Look at SP for example; Babydoll, the protagonist, she'named Babydoll, looks like a baby doll, has the dripping submissive sexyness that most incels dream of, but, she's also a badass, WITH A KATANA. And has 2 companions who also are built out of picking all the baddest bestest traits you can find on social media. Nobody is down to earth here, everyone is the epitome of a completely synthetic character.
You can draw parallels with characters such as General Grevious (lol). First, he's actually named "grevious". He's a robot, because that's badass. He's got an evil looking face because obviously that's badass, and he's got four arms, and not only does he wield four lightsabers, but his arms can windmill - making him and unstoppable whirlwind of death! (oh and he's got a cloak too).
How much more can you throw in every exaggerated characteristic you can think of. WHy not have body spikes, a prehensile tail made of razorblades, no, ELECTRIFIED razorblades, A GUN THAT SHOOTS GUNS.

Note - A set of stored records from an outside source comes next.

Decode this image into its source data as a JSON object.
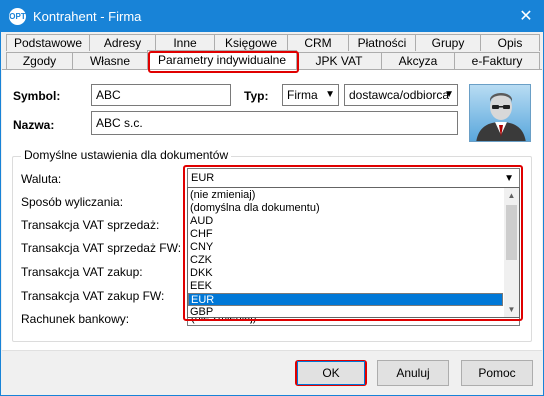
{
  "window": {
    "title": "Kontrahent - Firma",
    "app_icon_text": "OPT",
    "close_glyph": "✕"
  },
  "tabs_row1": [
    "Podstawowe",
    "Adresy",
    "Inne",
    "Księgowe",
    "CRM",
    "Płatności",
    "Grupy",
    "Opis"
  ],
  "tabs_row2": [
    "Zgody",
    "Własne",
    "Parametry indywidualne",
    "JPK VAT",
    "Akcyza",
    "e-Faktury"
  ],
  "active_tab": "Parametry indywidualne",
  "header": {
    "symbol_label": "Symbol:",
    "symbol_value": "ABC",
    "typ_label": "Typ:",
    "typ_value": "Firma",
    "role_value": "dostawca/odbiorca",
    "nazwa_label": "Nazwa:",
    "nazwa_value": "ABC s.c."
  },
  "defaults_group": {
    "title": "Domyślne ustawienia dla dokumentów",
    "fields": {
      "waluta": "Waluta:",
      "sposob": "Sposób wyliczania:",
      "vat_sprzedaz": "Transakcja VAT sprzedaż:",
      "vat_sprzedaz_fw": "Transakcja VAT sprzedaż FW:",
      "vat_zakup": "Transakcja VAT zakup:",
      "vat_zakup_fw": "Transakcja VAT zakup FW:",
      "rachunek": "Rachunek bankowy:"
    },
    "waluta_value": "EUR",
    "rachunek_value": "(nie zmieniaj)",
    "waluta_options": [
      "(nie zmieniaj)",
      "(domyślna dla dokumentu)",
      "AUD",
      "CHF",
      "CNY",
      "CZK",
      "DKK",
      "EEK",
      "EUR",
      "GBP"
    ],
    "waluta_selected": "EUR"
  },
  "buttons": {
    "ok": "OK",
    "cancel": "Anuluj",
    "help": "Pomoc"
  },
  "colors": {
    "titlebar": "#1883d7",
    "selection": "#0078d7",
    "highlight": "#e00000"
  }
}
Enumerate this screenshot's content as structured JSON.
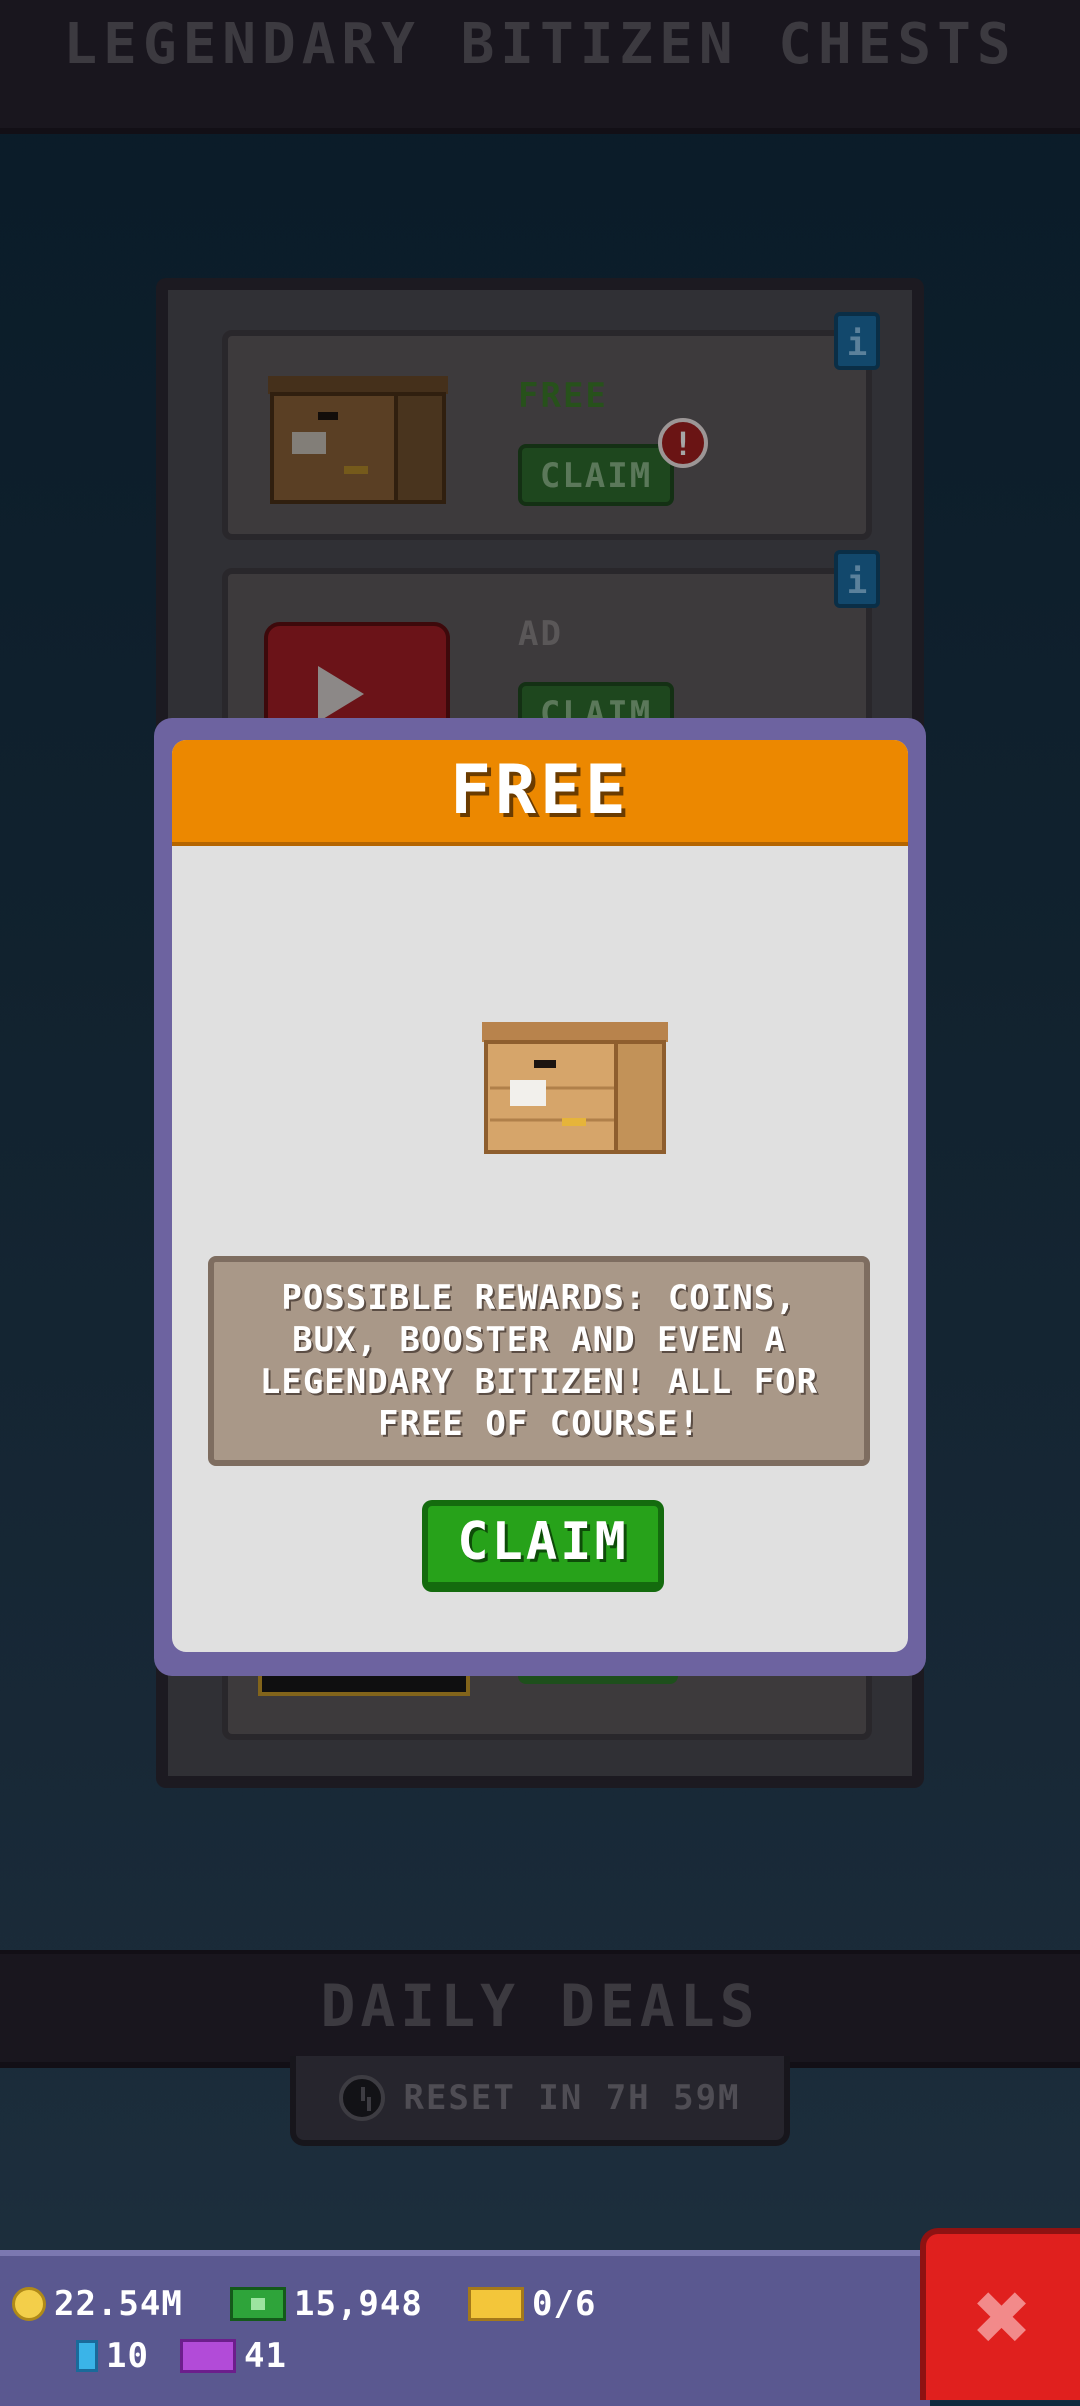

SP is in a way more subdued in the amount of shit it throws at the screen. After having the protagonist teleported in an ancient arena to fight a gigantic samurai, it doesn't really need any more than that, and it gives us time to absorb all the various meta that scene contains. I would still argue that it's too much meta, but BOP (or rather, BoP:&TFEO1HQ) has waaaaaaaaaaay more than that. It's style change after style change after style change after style change and 3 seconds cameos and cutaways and multimedia compositions and everything else that's the personification of ADHD. They probably described this film as a rollercoaster of emotions, but, can we really follow along for the ride? Was this film meant for humans?
You like The Fifth Element, right?
You know that scene where they introduce Ruby Rhod?
this scene is meant as a comic relief interval in the otherwise straight (if not too straight) action scifi of the rest of teh film. Sure, the characters are a bit over the top, but essentially it's Steve Dallas the straight hero must help damsel in distress Lelo get to the mcguffin to save the world from impending doom. Evil police forces try to stop them, so they must evade them, and then final confrontation with EvilGuy(tm).
Imagine you take this scene, compress it a bit, and, that's ONE scene from your film. And then you proceed to have every next scene be just as weird, over-costumed, over-produced, visual bullshit.
In BOP, the egg sandwich scene is pretty darn good, if it has been made a bit more realistic, a bit more human, we could maybe appreciate it more. Quirky filmmaking technique is meant to punctuate a film, not be everything that film's made of, which is what BOP is. It's a collage of weird filmmaking techniques and overproduced scenes, specifically designed for the ADD crowd who want to blitz their prefrontal lobe on echo chamber meta.
It's like watching pron on six screens while on coke.